On 24 January 2023 the OECD published the responses received to the public consultation on the Draft Multilateral Convention (MLC) Provisions on Digital Services Taxes (DSTs) and other Relevant Similar Measures under Amount A of Pillar One. The consultation document was issued on 20 December 2022 and comments invited by 20 January 2023.
The BEPS Monitoring Group (BMG), a network of tax experts set up by a number of civil society organizations researching and campaigning for tax justice, notes in its comments that the proposals would apply only to a very small number of multinational enterprises. The taxing rights would only be re-allocated to a share of their residual profits under Amount A. Other profits of these and all other multinationals would continue to be allocated under the current rules. The international tax rules would be mostly unchanged, with just a limited reallocation of taxing rights in relation to profits of the relatively few multinationals within the scope of the rules. Under the MLC the participating countries would have to withdraw, and not apply in future, digital services taxes (DSTs) and relevant similar measures.
On the positive side the BMG considered that the rules provide a foundation for a new approach to taxation of MNEs, by treating them as unitary enterprises, in line with the economic reality, and allocating taxing rights to countries where they operate, through formulary apportionment. The global minimum tax under Pillar Two would set a limit to tax competition and could even reverse it.
The BMG commented that countries would need to compare gains they could make from the new taxing rights with their potential tax revenue gains from possible alternatives, such as unilateral DSTs and withholding taxes on services. Countries would need to consider the effect of having to withdraw not just DSTs but “relevant similar measures”.
Business at OECD (BIAC), the business and industry advisory council, noted that its members had raised concerns about the absence of further detail in relation to existing DST measures that would need to be removed. The concern was that the proposed definition could potentially result in a number of DSTs being retained. Countries might also introduce new measures that were similar to DSTs but were excluded from the scope of the definition.

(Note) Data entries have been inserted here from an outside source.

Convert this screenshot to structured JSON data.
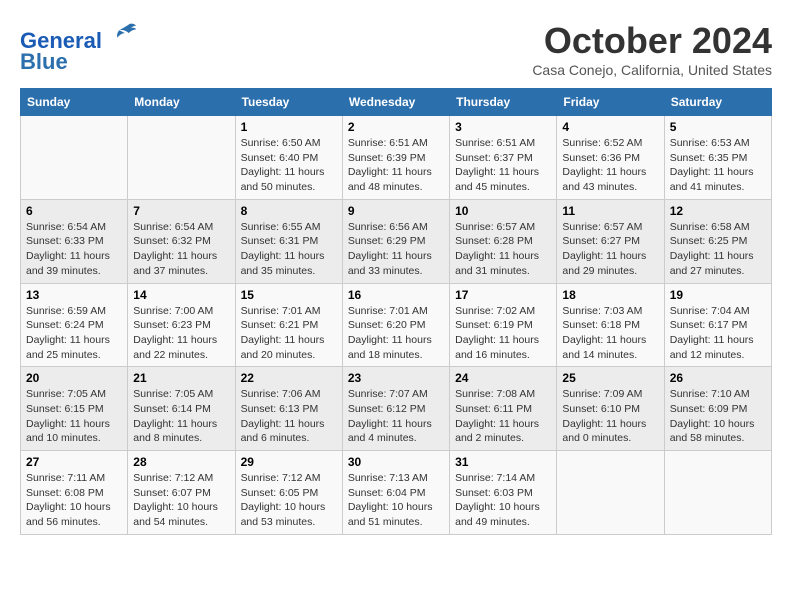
{
  "header": {
    "logo_line1": "General",
    "logo_line2": "Blue",
    "month_title": "October 2024",
    "location": "Casa Conejo, California, United States"
  },
  "days_of_week": [
    "Sunday",
    "Monday",
    "Tuesday",
    "Wednesday",
    "Thursday",
    "Friday",
    "Saturday"
  ],
  "weeks": [
    [
      {
        "day": "",
        "sunrise": "",
        "sunset": "",
        "daylight": ""
      },
      {
        "day": "",
        "sunrise": "",
        "sunset": "",
        "daylight": ""
      },
      {
        "day": "1",
        "sunrise": "Sunrise: 6:50 AM",
        "sunset": "Sunset: 6:40 PM",
        "daylight": "Daylight: 11 hours and 50 minutes."
      },
      {
        "day": "2",
        "sunrise": "Sunrise: 6:51 AM",
        "sunset": "Sunset: 6:39 PM",
        "daylight": "Daylight: 11 hours and 48 minutes."
      },
      {
        "day": "3",
        "sunrise": "Sunrise: 6:51 AM",
        "sunset": "Sunset: 6:37 PM",
        "daylight": "Daylight: 11 hours and 45 minutes."
      },
      {
        "day": "4",
        "sunrise": "Sunrise: 6:52 AM",
        "sunset": "Sunset: 6:36 PM",
        "daylight": "Daylight: 11 hours and 43 minutes."
      },
      {
        "day": "5",
        "sunrise": "Sunrise: 6:53 AM",
        "sunset": "Sunset: 6:35 PM",
        "daylight": "Daylight: 11 hours and 41 minutes."
      }
    ],
    [
      {
        "day": "6",
        "sunrise": "Sunrise: 6:54 AM",
        "sunset": "Sunset: 6:33 PM",
        "daylight": "Daylight: 11 hours and 39 minutes."
      },
      {
        "day": "7",
        "sunrise": "Sunrise: 6:54 AM",
        "sunset": "Sunset: 6:32 PM",
        "daylight": "Daylight: 11 hours and 37 minutes."
      },
      {
        "day": "8",
        "sunrise": "Sunrise: 6:55 AM",
        "sunset": "Sunset: 6:31 PM",
        "daylight": "Daylight: 11 hours and 35 minutes."
      },
      {
        "day": "9",
        "sunrise": "Sunrise: 6:56 AM",
        "sunset": "Sunset: 6:29 PM",
        "daylight": "Daylight: 11 hours and 33 minutes."
      },
      {
        "day": "10",
        "sunrise": "Sunrise: 6:57 AM",
        "sunset": "Sunset: 6:28 PM",
        "daylight": "Daylight: 11 hours and 31 minutes."
      },
      {
        "day": "11",
        "sunrise": "Sunrise: 6:57 AM",
        "sunset": "Sunset: 6:27 PM",
        "daylight": "Daylight: 11 hours and 29 minutes."
      },
      {
        "day": "12",
        "sunrise": "Sunrise: 6:58 AM",
        "sunset": "Sunset: 6:25 PM",
        "daylight": "Daylight: 11 hours and 27 minutes."
      }
    ],
    [
      {
        "day": "13",
        "sunrise": "Sunrise: 6:59 AM",
        "sunset": "Sunset: 6:24 PM",
        "daylight": "Daylight: 11 hours and 25 minutes."
      },
      {
        "day": "14",
        "sunrise": "Sunrise: 7:00 AM",
        "sunset": "Sunset: 6:23 PM",
        "daylight": "Daylight: 11 hours and 22 minutes."
      },
      {
        "day": "15",
        "sunrise": "Sunrise: 7:01 AM",
        "sunset": "Sunset: 6:21 PM",
        "daylight": "Daylight: 11 hours and 20 minutes."
      },
      {
        "day": "16",
        "sunrise": "Sunrise: 7:01 AM",
        "sunset": "Sunset: 6:20 PM",
        "daylight": "Daylight: 11 hours and 18 minutes."
      },
      {
        "day": "17",
        "sunrise": "Sunrise: 7:02 AM",
        "sunset": "Sunset: 6:19 PM",
        "daylight": "Daylight: 11 hours and 16 minutes."
      },
      {
        "day": "18",
        "sunrise": "Sunrise: 7:03 AM",
        "sunset": "Sunset: 6:18 PM",
        "daylight": "Daylight: 11 hours and 14 minutes."
      },
      {
        "day": "19",
        "sunrise": "Sunrise: 7:04 AM",
        "sunset": "Sunset: 6:17 PM",
        "daylight": "Daylight: 11 hours and 12 minutes."
      }
    ],
    [
      {
        "day": "20",
        "sunrise": "Sunrise: 7:05 AM",
        "sunset": "Sunset: 6:15 PM",
        "daylight": "Daylight: 11 hours and 10 minutes."
      },
      {
        "day": "21",
        "sunrise": "Sunrise: 7:05 AM",
        "sunset": "Sunset: 6:14 PM",
        "daylight": "Daylight: 11 hours and 8 minutes."
      },
      {
        "day": "22",
        "sunrise": "Sunrise: 7:06 AM",
        "sunset": "Sunset: 6:13 PM",
        "daylight": "Daylight: 11 hours and 6 minutes."
      },
      {
        "day": "23",
        "sunrise": "Sunrise: 7:07 AM",
        "sunset": "Sunset: 6:12 PM",
        "daylight": "Daylight: 11 hours and 4 minutes."
      },
      {
        "day": "24",
        "sunrise": "Sunrise: 7:08 AM",
        "sunset": "Sunset: 6:11 PM",
        "daylight": "Daylight: 11 hours and 2 minutes."
      },
      {
        "day": "25",
        "sunrise": "Sunrise: 7:09 AM",
        "sunset": "Sunset: 6:10 PM",
        "daylight": "Daylight: 11 hours and 0 minutes."
      },
      {
        "day": "26",
        "sunrise": "Sunrise: 7:10 AM",
        "sunset": "Sunset: 6:09 PM",
        "daylight": "Daylight: 10 hours and 58 minutes."
      }
    ],
    [
      {
        "day": "27",
        "sunrise": "Sunrise: 7:11 AM",
        "sunset": "Sunset: 6:08 PM",
        "daylight": "Daylight: 10 hours and 56 minutes."
      },
      {
        "day": "28",
        "sunrise": "Sunrise: 7:12 AM",
        "sunset": "Sunset: 6:07 PM",
        "daylight": "Daylight: 10 hours and 54 minutes."
      },
      {
        "day": "29",
        "sunrise": "Sunrise: 7:12 AM",
        "sunset": "Sunset: 6:05 PM",
        "daylight": "Daylight: 10 hours and 53 minutes."
      },
      {
        "day": "30",
        "sunrise": "Sunrise: 7:13 AM",
        "sunset": "Sunset: 6:04 PM",
        "daylight": "Daylight: 10 hours and 51 minutes."
      },
      {
        "day": "31",
        "sunrise": "Sunrise: 7:14 AM",
        "sunset": "Sunset: 6:03 PM",
        "daylight": "Daylight: 10 hours and 49 minutes."
      },
      {
        "day": "",
        "sunrise": "",
        "sunset": "",
        "daylight": ""
      },
      {
        "day": "",
        "sunrise": "",
        "sunset": "",
        "daylight": ""
      }
    ]
  ]
}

The members were also concerned about the proliferation of new nexus standards for corporate income tax, for example “significant economic presence” tests, that are not consistent with Article 5 (permanent establishment) of the OECD Model. The proposals as drafted would still allow these measures where they are treated as income tax under domestic law.
The Digital Economy Group (DEG), an informal coalition of US and European companies providing digital goods and services, was also concerned that the proposed definition of DSTs and relevant similar measures was too narrow. The DEG considered that the Inclusive Framework should consider an approach using “hallmarks” to define DSTs and relevant similar measures, using four or more common features of unilateral measures as a means to identify relevant unilateral measures.
The Business Roundtable, representing more than 230 CEOs of leading US companies, also considered that the draft definition of “DST or relevant similar measure” in the draft convention was too narrow. The definition would still permit certain harmful unilateral measures and the Business Roundtable considered that the definition should be expanded to include withholding taxes on payments for digital services; taxes based on a significant economic presence (SEP) that is not a taxable presence under any other provisions of the relevant country’s tax laws; withholding taxes on digital services and other unilateral measures that have a similar effect.
They also considered that subnational DSTs and similar unilateral measures imposed at a subnational level should be included within the definition of “DST or similar unilateral measure”.
The South Centre, an intergovernmental organization of developing countries with 55 member states, considered that the ban on existing unilateral measures should only apply in relation to companies that are within the scope of Amount A. They also considered that unilateral measures should be allowed to apply to multinationals with an ultimate parent entity in a jurisdiction that has not implemented Amount A.